Both the AAP and the CPS state that infant swimming lessons are certainly not related to a reduction in drowning risk – simply because they are too young and from a developmental perspective, could not learn these safety responses.
But what about those videos of infants swimming? This is just a reflexive response for the most part. But can your baby lift their head out of the water if they were to start to drown? That is the concern, and why the AAP and CPS do not recommend them for drowning prevention.
That does not mean that you can’t still enjoy parent-child bonding time through swimming lessons with an infant! It still helps to support familiarity with the water. Most swim schools will allow sign up somewhere around 3 months for lessons. So please – enjoy a swimming lesson with your baby or child under 4! Just remember that it is not creating a small risk free swimmer – your baby or young child still needs constant supervision and parental presence.
Swimming lessons & children over 4 years of age
This is when we start to see the most benefit in terms of risk prevention from swimming lessons. Many children at this age are developmentally ready to do structured swimming lessons and understand watery safety a bit more. This won’t be the case for every child – because every child is different and grows at their own speed. Speak to your doctor, NP or paediatrician if you have concerns.
The AAP states that around this age children can learn floating and treading in the water, which are important for safety and drowning risk reduction. They also can/should learn (and are taught in swimming lessons) how to get out of the water on their own. These skills become more solidified as your child ages.

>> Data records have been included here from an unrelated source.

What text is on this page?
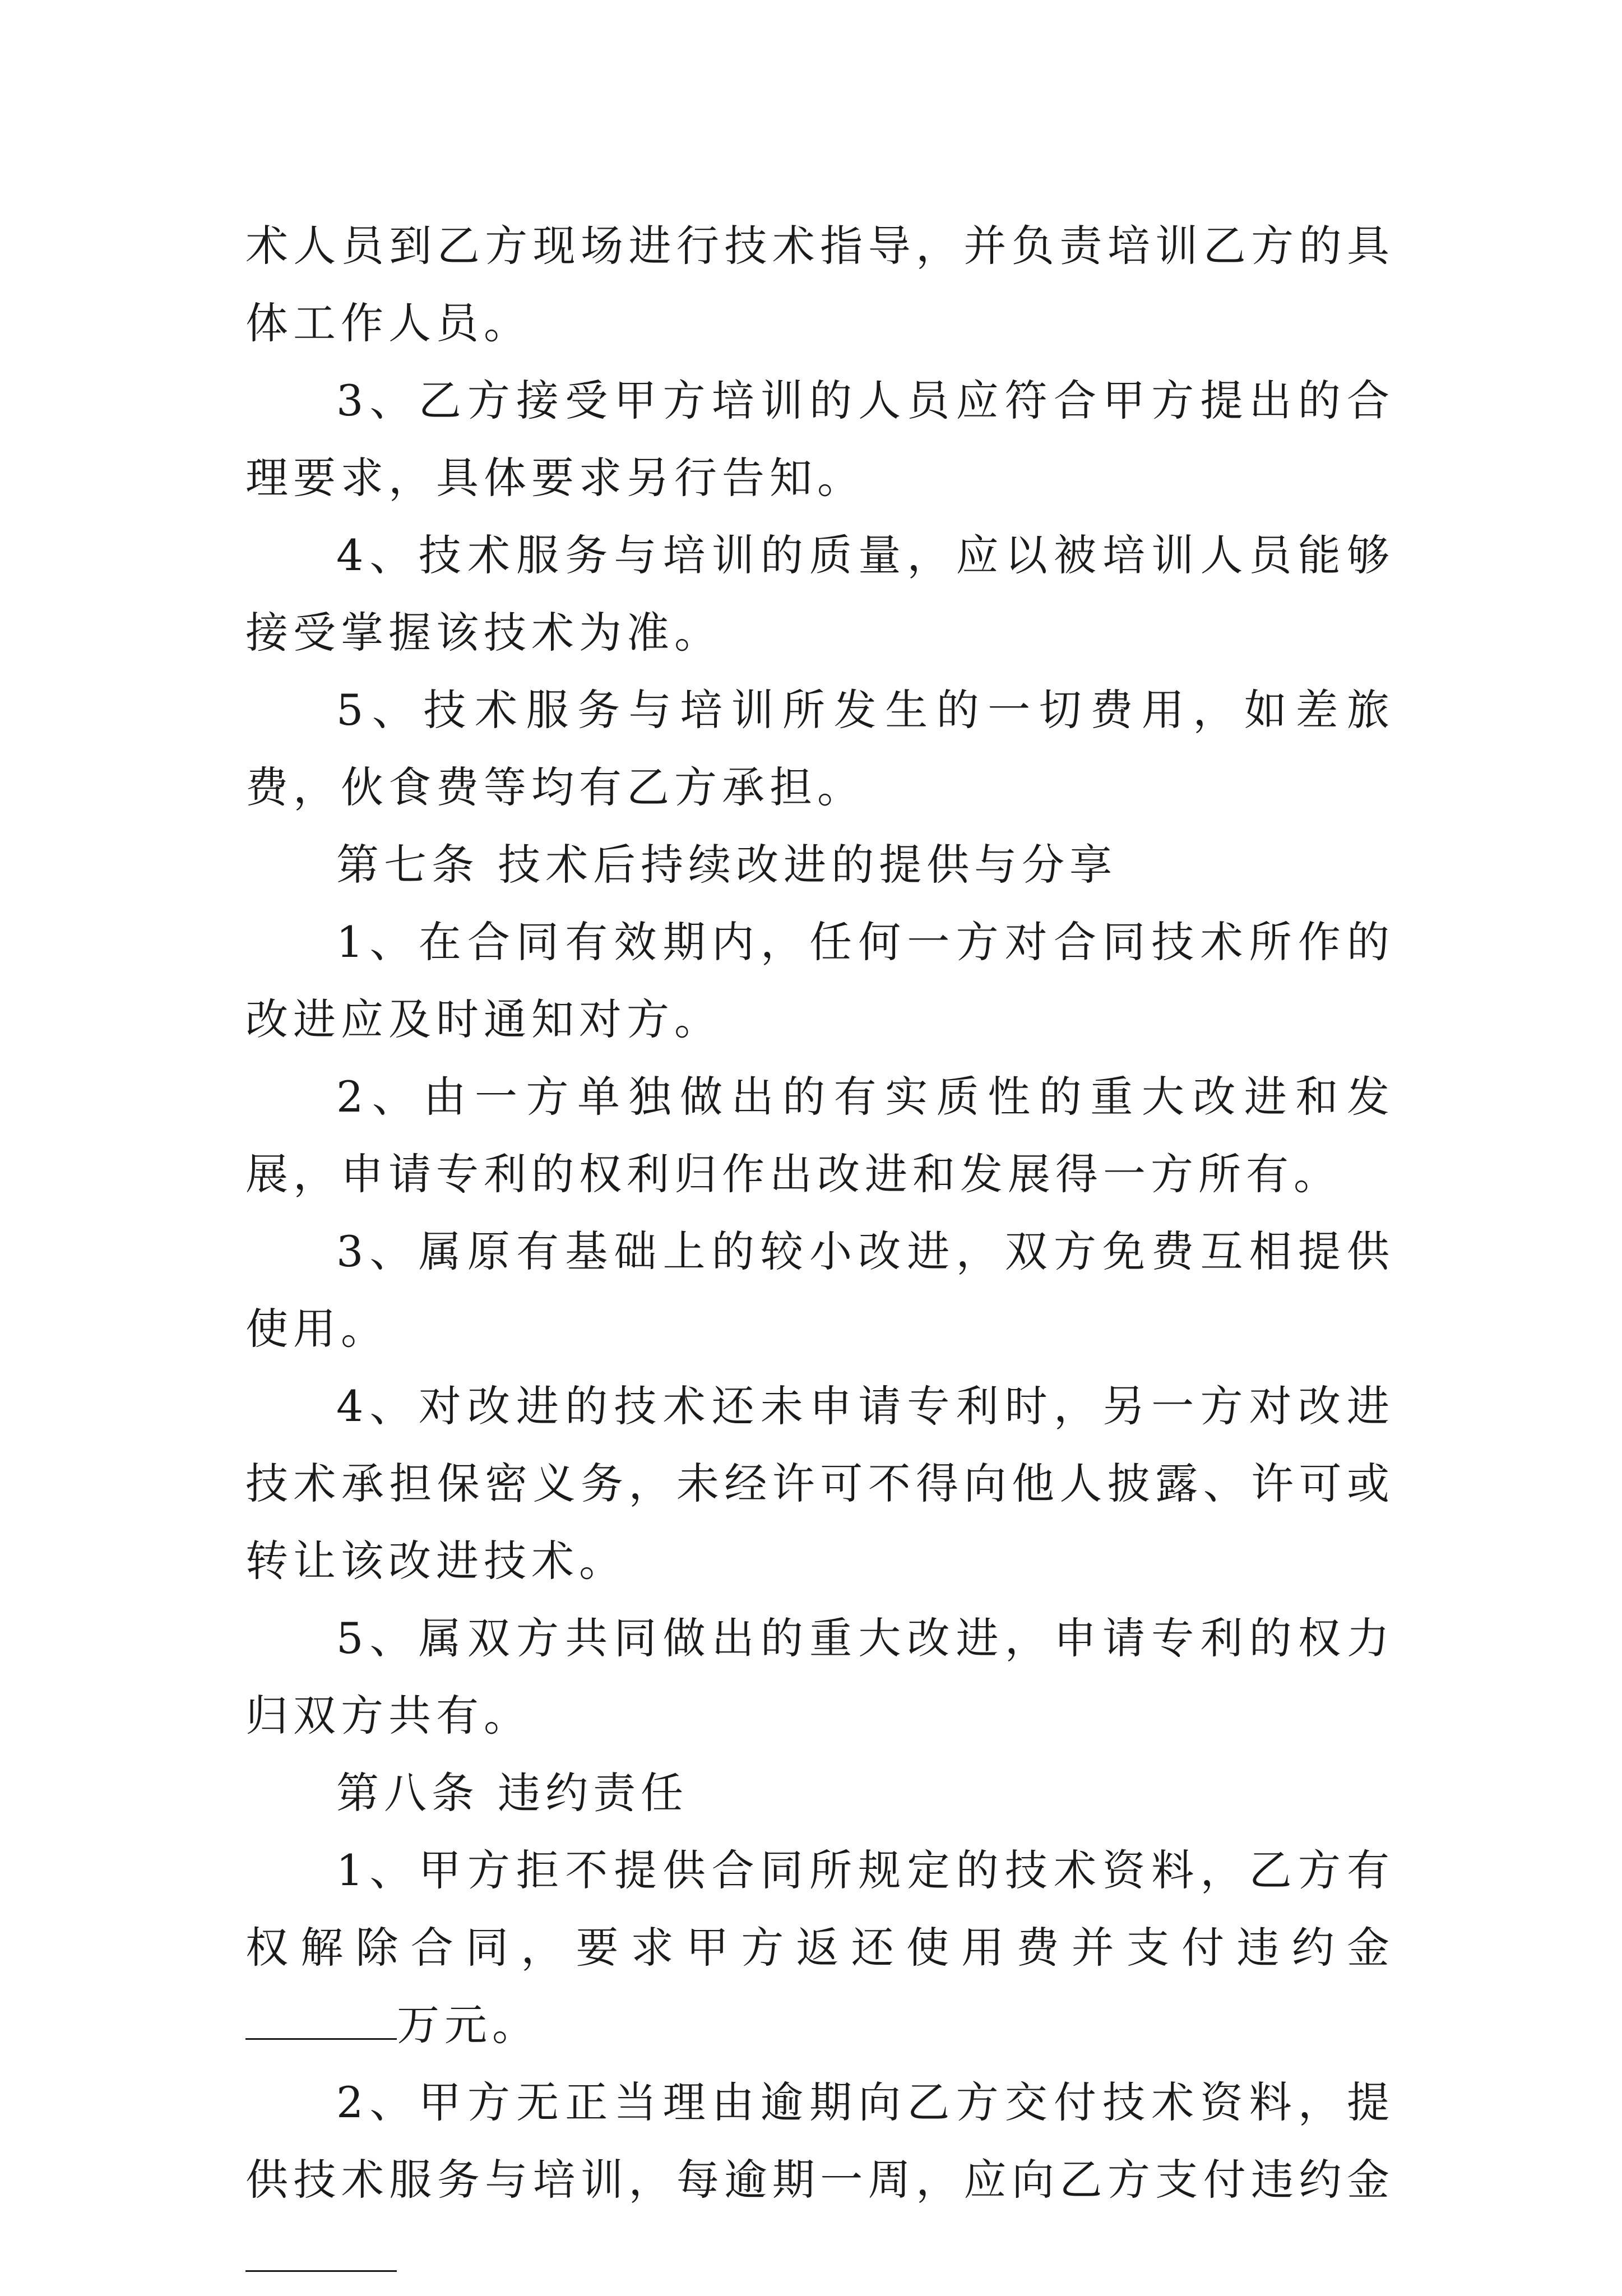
术人员到乙方现场进行技术指导，并负责培训乙方的具体工作人员。

3、乙方接受甲方培训的人员应符合甲方提出的合理要求，具体要求另行告知。

4、技术服务与培训的质量，应以被培训人员能够接受掌握该技术为准。

5、技术服务与培训所发生的一切费用，如差旅费，伙食费等均有乙方承担。

第七条 技术后持续改进的提供与分享

1、在合同有效期内，任何一方对合同技术所作的改进应及时通知对方。

2、由一方单独做出的有实质性的重大改进和发展，申请专利的权利归作出改进和发展得一方所有。

3、属原有基础上的较小改进，双方免费互相提供使用。

4、对改进的技术还未申请专利时，另一方对改进技术承担保密义务，未经许可不得向他人披露、许可或转让该改进技术。

5、属双方共同做出的重大改进，申请专利的权力归双方共有。

第八条 违约责任

1、甲方拒不提供合同所规定的技术资料，乙方有权解除合同，要求甲方返还使用费并支付违约金万元。

2、甲方无正当理由逾期向乙方交付技术资料，提供技术服务与培训，每逾期一周，应向乙方支付违约金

Some tips for safe swimming and finding swimming lessons:
- Constant supervision for children in the pool by an adult is necessary – even with older children, there should be someone supervising them that is over the age of 18 and aware of rescue techniques.

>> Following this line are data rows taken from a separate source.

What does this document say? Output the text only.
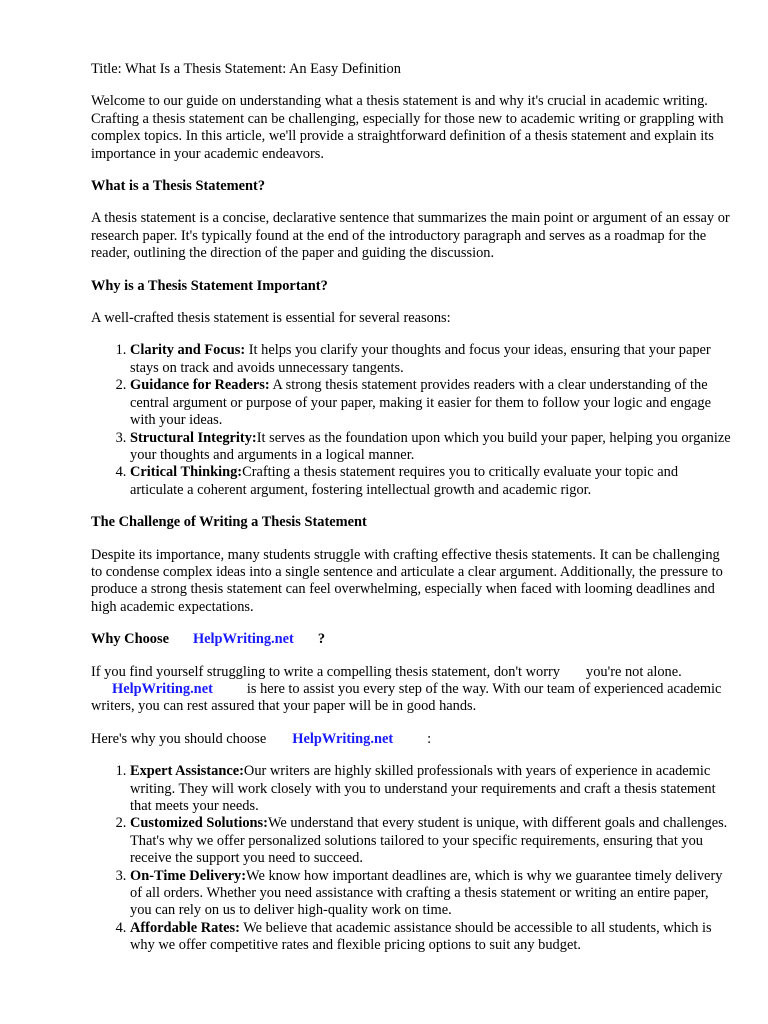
Title: What Is a Thesis Statement: An Easy Definition

Welcome to our guide on understanding what a thesis statement is and why it's crucial in academic writing. Crafting a thesis statement can be challenging, especially for those new to academic writing or grappling with complex topics. In this article, we'll provide a straightforward definition of a thesis statement and explain its importance in your academic endeavors.

What is a Thesis Statement?

A thesis statement is a concise, declarative sentence that summarizes the main point or argument of an essay or research paper. It's typically found at the end of the introductory paragraph and serves as a roadmap for the reader, outlining the direction of the paper and guiding the discussion.

Why is a Thesis Statement Important?

A well-crafted thesis statement is essential for several reasons:

1. Clarity and Focus: It helps you clarify your thoughts and focus your ideas, ensuring that your paper stays on track and avoids unnecessary tangents.
2. Guidance for Readers: A strong thesis statement provides readers with a clear understanding of the central argument or purpose of your paper, making it easier for them to follow your logic and engage with your ideas.
3. Structural Integrity:It serves as the foundation upon which you build your paper, helping you organize your thoughts and arguments in a logical manner.
4. Critical Thinking:Crafting a thesis statement requires you to critically evaluate your topic and articulate a coherent argument, fostering intellectual growth and academic rigor.
The Challenge of Writing a Thesis Statement

Despite its importance, many students struggle with crafting effective thesis statements. It can be challenging to condense complex ideas into a single sentence and articulate a clear argument. Additionally, the pressure to produce a strong thesis statement can feel overwhelming, especially when faced with looming deadlines and high academic expectations.

Why Choose HelpWriting.net ?

If you find yourself struggling to write a compelling thesis statement, don't worry you're not alone.
HelpWriting.net is here to assist you every step of the way. With our team of experienced academic writers, you can rest assured that your paper will be in good hands.

Here's why you should choose HelpWriting.net :

1. Expert Assistance:Our writers are highly skilled professionals with years of experience in academic writing. They will work closely with you to understand your requirements and craft a thesis statement that meets your needs.
2. Customized Solutions:We understand that every student is unique, with different goals and challenges. That's why we offer personalized solutions tailored to your specific requirements, ensuring that you receive the support you need to succeed.
3. On-Time Delivery:We know how important deadlines are, which is why we guarantee timely delivery of all orders. Whether you need assistance with crafting a thesis statement or writing an entire paper, you can rely on us to deliver high-quality work on time.
4. Affordable Rates: We believe that academic assistance should be accessible to all students, which is why we offer competitive rates and flexible pricing options to suit any budget.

- Children under age 4 should be within one arms length of a parent and any swimming lessons should involve the parent. Infants should be held by the parent during swimming. If a parent is unable to swim with their child, there are options at many schools for one-on-one classes with an instructor.
- Under 4 swimming lessons have benefits – but at this time, there is not strong evidence to suggest that they help to reduce the risk of drowning. That doesn’t mean that your child won’t still enjoy them (and you as well). They also help to increase readiness for swimming lessons & familiarity with the water.
- It’s not uncommon for kids not to love swimming lessons right away. Don’t force it – take a break if needed and come back to it.
- Look for lessons with qualified instructors, and a safe pool that follows current standards (read more:CPS/AAP). You should look for lessons that focus on water safety and not just swimming skills.
- Personal flotation devices are recommended for babies and toddlers (or any child that does not know how to swim) – but you still need to supervise! Swimming lessons or flotation devices are never a replacement for supervision. Also make sure any devices you’re using are government approved (by your appropriate/local government).
- It may be of benefit as a parent (in general) to take a CPR and a first aid class if you’re not already certified! This can benefit you beyond the pool too.
- If you have questions about readiness – talk to your doctor/NP/pediatrician!
Please feel free to click through any/all of the links provided for more information about how to prepare – for example – your own pool to be safe for children swimming. Each area is different too so make sure to check your local government websites and by-laws to see what regulations exist around pool safety in your neighbourhood.